Sunday, 24 de November de 2024 ISSN 1519-7670 - Ano 24 - nº 1315

Pimenta nos olhos dos outros

Vejam só a ironia.

O Estado de S.Paulo deu em manchete, como tinha de dar, a notícia da censura prévia que acaba de sofrer – um juiz do Distrito Federal o proibiu de publicar reportagens sobre a operação Boi Barrica da Polícia Federal que levou ao indiciamento de Fernando Sarney, filho do presidente do Senado; a cada nova matéria, o jornal será multado em R$ 150 mil.

Na edição de 22 de julho, o Estado saiu com a transcrição de telefonemas interceptados pela PF com autorização judicial entre 30 de março e 2 de abril do ano passado. Neles, Fernando, a filha e, enfim, o próprio Sarney, acertam a nomeação do namorado dela para um cargo no Senado.

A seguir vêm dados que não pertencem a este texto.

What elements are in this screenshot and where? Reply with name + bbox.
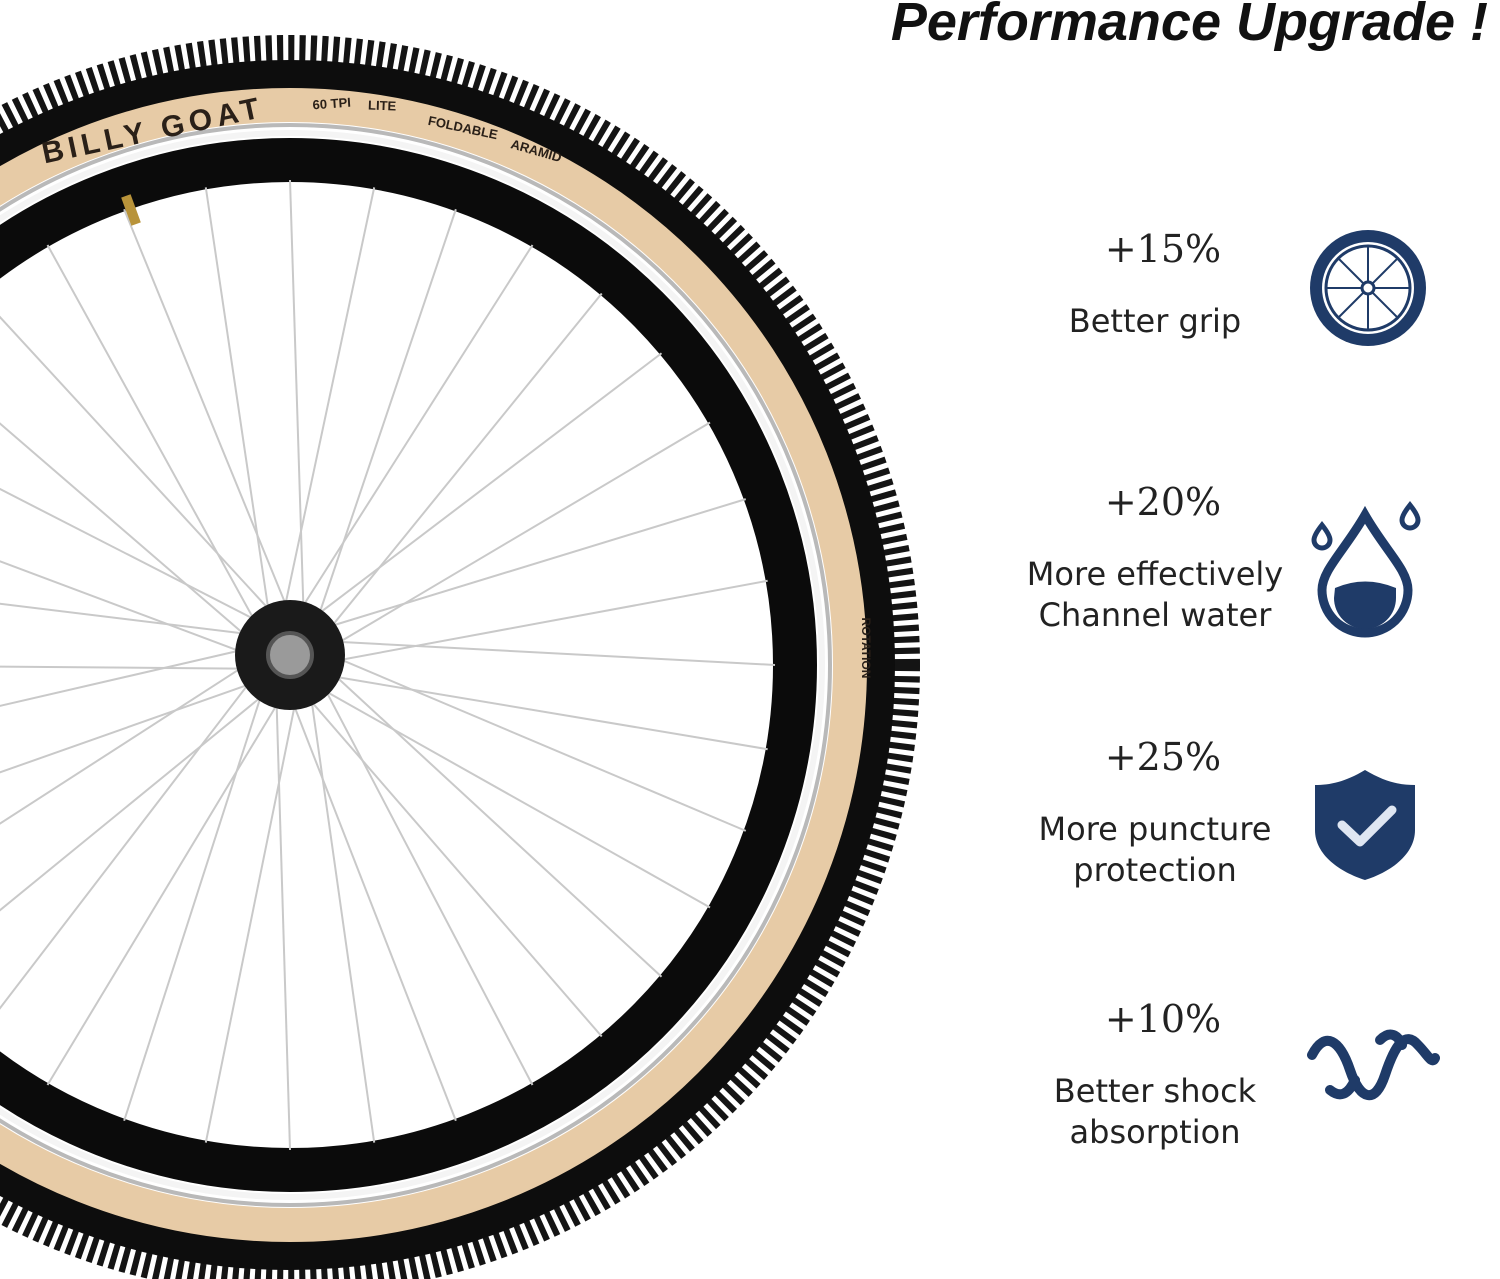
features: +15% Better grip +20% More effectivelyChann… — [1027, 227, 1283, 1151]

Na segunda tentativa junto à Justiça, Fernando Sarney conseguiu o embargo a novas matérias sobre o inquérito de que as gravações fazem parte e no qual ele foi indiciado, junto com a mulher, por formação de quadrilha e lavagem de dinheiro, entre outros delitos.

Mas, dos três principais diários brasileiros, o Estado foi o que registrou com menos destaque, numa nota de pé de página, na seção “Pelo Brasil” deste sábado, 1, o protesto da Associação Nacional de Jornais (ANJ) contra outra decisão judicial do gênero – a que proibiu A Tarde, de Salvador, de divulgar matérias sobre um possível esquema de venda de sentenças envolvendo um desembargador.

A ironia é sintomática. Em geral, a grande imprensa se limita a registrar burocraticamente o amordaçamento de publicações regionais e de menor porte, que a própria ANJ observa que “tem ocorrido com frequência”. Lembra a história da pimenta no olho dos outros.

O problema é rigorosamente o mesmo: em todos os casos, trata-se de decisões que contradizem as garantias constitucionais à liberdade de expressão.

Com ou sem Lei de Imprensa, um periódico não pode ser impedido de divulgar algo. Pode ser processado pelo que publicou. Simples assim.